P.R.E.L.U.D.E.

894 90 17
                                    


00
P.R.E.L.U.D.E.



Ada satu tempat yang sering Janu datangi ketika ia sedih dan benar-benar ingin menyendiri dari banyak orang, termasuk menghindari teman-teman dekatnya. Tempat itu berjarak sekitar 1 jam perjalanan naik motor dari kota kecil di timur laut Jogja, menyusuri jalan diantara bukit-bukit batu kapur, hingga sampai ke hadapan laut lepas di sebuah tebing tinggi dengan sebuah pohon besar di muka pantai mencengkeram karang-karang hitam. Ia sering menghabiskan waktunya sesorean di sana. Duduk sambil merokok dan menanti senja, dan memandangi laut yang tiada habis-habisnya.
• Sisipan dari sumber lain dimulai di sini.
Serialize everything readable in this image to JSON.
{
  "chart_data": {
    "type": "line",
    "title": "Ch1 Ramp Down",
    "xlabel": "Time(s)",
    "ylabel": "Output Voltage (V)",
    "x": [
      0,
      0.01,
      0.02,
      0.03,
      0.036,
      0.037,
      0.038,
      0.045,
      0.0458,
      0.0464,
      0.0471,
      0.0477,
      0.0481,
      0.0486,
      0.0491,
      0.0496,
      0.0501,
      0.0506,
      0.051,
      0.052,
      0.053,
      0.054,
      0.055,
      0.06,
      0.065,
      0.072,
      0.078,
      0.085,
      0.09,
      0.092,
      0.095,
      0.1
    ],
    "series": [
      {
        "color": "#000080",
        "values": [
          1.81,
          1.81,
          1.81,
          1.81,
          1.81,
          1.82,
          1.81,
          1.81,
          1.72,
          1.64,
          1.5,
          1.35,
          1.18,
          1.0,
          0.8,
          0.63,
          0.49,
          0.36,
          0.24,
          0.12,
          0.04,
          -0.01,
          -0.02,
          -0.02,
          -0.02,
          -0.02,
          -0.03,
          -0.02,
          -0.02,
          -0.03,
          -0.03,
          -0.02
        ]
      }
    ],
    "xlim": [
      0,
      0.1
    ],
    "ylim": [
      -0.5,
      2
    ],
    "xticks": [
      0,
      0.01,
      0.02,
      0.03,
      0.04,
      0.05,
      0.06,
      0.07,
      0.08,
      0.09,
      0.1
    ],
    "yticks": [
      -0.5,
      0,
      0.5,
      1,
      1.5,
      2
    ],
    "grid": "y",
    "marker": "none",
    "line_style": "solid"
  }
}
Kadang pula, ketika ia sedang mencoba menghibur dirinya, maka Janu mengajak Anggit yang tak banyak bicara atau juga Pram yang lebih banyak omong, atau keduanya itu sembari membawa botol-botol tuak dan sekresek kacang rebus. Semalaman mereka akan mengobrol kesana kemari sambil menghabiskan botol-botol minuman keras yang mereka bawa. Sampai pada titik dimana kesadaran dan kejujuran membaur dan banyak hal ditumpahkan di hadapan laut.

*

Diambang tahun kedua perkuliahan mereka, Janu sadar bahwa banyak hal akan berubah dan semua itu tidak dapat dihindari. Di kota kecil itu, hanya tinggal mereka bertiga, Janu, Pram dan Anggit yang tersisa. Jay yang individualis itu memilih untuk pindah ke Bandung tanpa mengucapkan sepatah kata apapun. Surya yang suka berbuat konyol itu pun kini sudah menjadi terlalu serius. Dan Tama yang tomboy itu pun kini melemah menjadi wanita. Lagi-lagi seperti ketika masa SMP dan awal-awal masuk SMA, mereka hanya bertiga. Mereka selalu bertiga. Lalu Lintang, satu-satunya wanita di antara mereka bertiga. Yang bagi masing-masing ketiganya begitu penting, sebagai wanita yang mereka cintai dalam artian mereka sendiri-sendiri.

Entah sudah berapa lama setiap malam Minggu trimas kenthir itu memiliki rutinitas berkemah di tempat favorit Janu. Sudah lama mereka tidak bermain basket di lapangan basket kompleks di belakang rumah Janu. Tapi malam itu lain! Karena Lintang akhirnya mau ikut dengan mereka. Padahal ia paling anti dengan kegiatan outdoor yang menguras tenaga dan merepotkan itu. Tapi karena ketiga orang itu menjamin segala hal yan berbau pekerjaan berat akan dikerjakan ketiganya dan Lintang hanya tinggal mengikuti mereka, maka Lintang setuju.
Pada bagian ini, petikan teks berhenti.